Set it up with explanation of traditional space-time based contexts, roles, and hierarchies (Goffman) and how the asynchronous and space unlimited aspects of YouTube challenge that?

Central vlogger suffers an identity crisis (spoken as if "in his/her head" - see beginning of I Heart Huckabees for an example):
Who am I talking to? Anybody I guess, Everybody? maybe nobody? I don't know. My friends? Oh God I hope not. Well, my YouTube friends? Are they really my friends? My parents? etc. etc. I might even see this ...


  • Storyboard: center person (vlogger) with group around them, other people freeze and that center person changes clothes/identity, change background (pull in green screen) Transformation --> frozen people are unfroze with comments that note the changes (you sold out, man!)
  • Side panel with related people/other vloggers (represent the related videos box on youtube) that can be clicked and the main video changes
Time delay illustration: members meet and have conversation with time filler (someone going uh) then rejoin and continue OR girl and guy in union: "what are you doing this weekend?" both immediately walk away Next day " nothing, want to hang out"
  • Vlog-voyeurism - scene - Union cafeteria/one of the campus dining halls.

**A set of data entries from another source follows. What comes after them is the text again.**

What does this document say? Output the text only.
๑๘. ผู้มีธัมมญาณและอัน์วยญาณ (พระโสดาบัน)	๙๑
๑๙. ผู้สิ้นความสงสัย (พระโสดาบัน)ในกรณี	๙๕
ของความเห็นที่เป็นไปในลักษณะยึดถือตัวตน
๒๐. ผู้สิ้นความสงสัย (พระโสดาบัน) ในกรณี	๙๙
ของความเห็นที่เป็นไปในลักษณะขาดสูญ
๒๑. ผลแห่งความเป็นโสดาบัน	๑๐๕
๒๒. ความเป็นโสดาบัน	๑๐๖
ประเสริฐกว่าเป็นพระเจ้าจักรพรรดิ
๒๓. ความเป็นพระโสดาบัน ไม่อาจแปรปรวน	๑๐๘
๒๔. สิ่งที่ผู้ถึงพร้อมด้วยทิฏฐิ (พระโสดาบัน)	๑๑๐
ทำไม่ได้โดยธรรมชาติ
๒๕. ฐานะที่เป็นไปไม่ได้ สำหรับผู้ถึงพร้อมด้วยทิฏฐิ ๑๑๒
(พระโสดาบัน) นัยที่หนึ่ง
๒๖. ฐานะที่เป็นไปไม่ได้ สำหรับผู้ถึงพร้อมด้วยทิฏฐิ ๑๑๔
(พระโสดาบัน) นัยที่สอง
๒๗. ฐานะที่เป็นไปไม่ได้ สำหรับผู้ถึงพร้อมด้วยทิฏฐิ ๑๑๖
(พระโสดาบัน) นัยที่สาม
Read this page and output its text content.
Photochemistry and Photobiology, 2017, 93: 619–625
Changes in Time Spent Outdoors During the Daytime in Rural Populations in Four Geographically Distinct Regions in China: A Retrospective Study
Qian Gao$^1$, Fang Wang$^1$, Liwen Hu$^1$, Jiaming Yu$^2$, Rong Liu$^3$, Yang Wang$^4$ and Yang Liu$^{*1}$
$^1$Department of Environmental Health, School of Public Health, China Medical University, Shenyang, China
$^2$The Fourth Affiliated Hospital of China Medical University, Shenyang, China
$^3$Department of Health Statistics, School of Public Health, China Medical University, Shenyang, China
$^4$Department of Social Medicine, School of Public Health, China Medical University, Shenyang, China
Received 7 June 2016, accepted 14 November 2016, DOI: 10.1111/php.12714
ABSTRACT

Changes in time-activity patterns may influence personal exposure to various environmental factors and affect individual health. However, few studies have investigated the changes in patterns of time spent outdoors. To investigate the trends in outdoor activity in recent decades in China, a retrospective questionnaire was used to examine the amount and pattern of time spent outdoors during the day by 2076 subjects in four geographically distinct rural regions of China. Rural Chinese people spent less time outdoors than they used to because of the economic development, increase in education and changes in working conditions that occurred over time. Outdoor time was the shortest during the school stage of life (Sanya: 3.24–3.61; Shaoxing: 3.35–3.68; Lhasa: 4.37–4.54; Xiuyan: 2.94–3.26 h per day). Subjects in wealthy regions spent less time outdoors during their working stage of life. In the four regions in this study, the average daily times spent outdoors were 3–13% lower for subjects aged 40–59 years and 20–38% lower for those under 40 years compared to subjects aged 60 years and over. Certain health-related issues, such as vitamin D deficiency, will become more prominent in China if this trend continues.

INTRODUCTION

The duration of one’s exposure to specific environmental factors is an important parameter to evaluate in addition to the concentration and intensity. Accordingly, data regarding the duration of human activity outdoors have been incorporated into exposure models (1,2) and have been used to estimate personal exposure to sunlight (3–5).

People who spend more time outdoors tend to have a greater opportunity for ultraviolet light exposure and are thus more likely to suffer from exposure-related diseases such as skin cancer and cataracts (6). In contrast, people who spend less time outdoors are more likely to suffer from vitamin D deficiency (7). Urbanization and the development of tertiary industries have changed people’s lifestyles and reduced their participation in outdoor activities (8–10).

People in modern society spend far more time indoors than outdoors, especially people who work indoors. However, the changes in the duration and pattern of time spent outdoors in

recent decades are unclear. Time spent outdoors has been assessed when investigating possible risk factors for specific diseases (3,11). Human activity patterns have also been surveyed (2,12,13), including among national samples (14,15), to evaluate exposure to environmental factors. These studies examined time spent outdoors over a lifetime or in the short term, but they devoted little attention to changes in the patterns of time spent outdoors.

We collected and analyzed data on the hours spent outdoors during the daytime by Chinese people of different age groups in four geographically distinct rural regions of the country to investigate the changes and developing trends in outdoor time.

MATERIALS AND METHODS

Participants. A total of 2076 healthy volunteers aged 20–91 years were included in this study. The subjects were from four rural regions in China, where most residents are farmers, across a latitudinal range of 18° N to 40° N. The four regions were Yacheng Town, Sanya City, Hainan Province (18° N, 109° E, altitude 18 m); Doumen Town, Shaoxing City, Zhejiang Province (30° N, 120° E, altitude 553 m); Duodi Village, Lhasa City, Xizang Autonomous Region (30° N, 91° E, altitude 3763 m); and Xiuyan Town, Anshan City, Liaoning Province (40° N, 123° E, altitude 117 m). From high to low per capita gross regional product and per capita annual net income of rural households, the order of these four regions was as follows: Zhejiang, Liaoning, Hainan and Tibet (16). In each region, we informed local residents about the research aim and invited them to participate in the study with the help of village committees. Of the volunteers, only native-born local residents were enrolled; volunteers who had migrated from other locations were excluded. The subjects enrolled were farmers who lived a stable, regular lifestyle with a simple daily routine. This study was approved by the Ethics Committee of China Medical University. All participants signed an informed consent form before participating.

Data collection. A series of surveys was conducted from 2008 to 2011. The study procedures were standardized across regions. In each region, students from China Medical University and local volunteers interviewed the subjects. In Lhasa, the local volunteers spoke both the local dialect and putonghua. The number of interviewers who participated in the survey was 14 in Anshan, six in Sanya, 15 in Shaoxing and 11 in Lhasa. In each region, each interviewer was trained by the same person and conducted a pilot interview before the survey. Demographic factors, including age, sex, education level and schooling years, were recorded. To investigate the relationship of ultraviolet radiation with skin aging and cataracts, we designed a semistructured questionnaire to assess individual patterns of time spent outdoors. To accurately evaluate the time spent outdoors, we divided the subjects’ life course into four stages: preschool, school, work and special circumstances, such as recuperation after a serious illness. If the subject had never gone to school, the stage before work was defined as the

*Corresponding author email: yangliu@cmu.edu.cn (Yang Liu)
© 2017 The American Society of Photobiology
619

Various students sitting quietly by themselves at tables; cafeteria is silent (perhaps some background music). "User" walks into room, sits next to one of the lone students. Student is “activated”/"clicked on", and begins sharing their day’s experiences/vlogging with/towards the "user". The "user" then writes a response on a notepad at the table (which could be a quick cut-away shot) of the “vlogging” student, and then moves on to another student. Camera pulls back - the process is being repeated throughout the room (soundtrack is filled with murmuring/white noise of the discourse).
    • The above works a quick metaphor/analogy that conveys the social gravity/reality of vlog-voyeurism
    • This example could be taken further; two story lines could be used, one following the activities, interests, and comments of the average troll/hater, the other following the routine of a more constructive YouTube member. Their interactions and experiences could then be juxtopposed - which would arguably be not only amusing, but likely insightful in what I would assume would be a highly accessible analogy.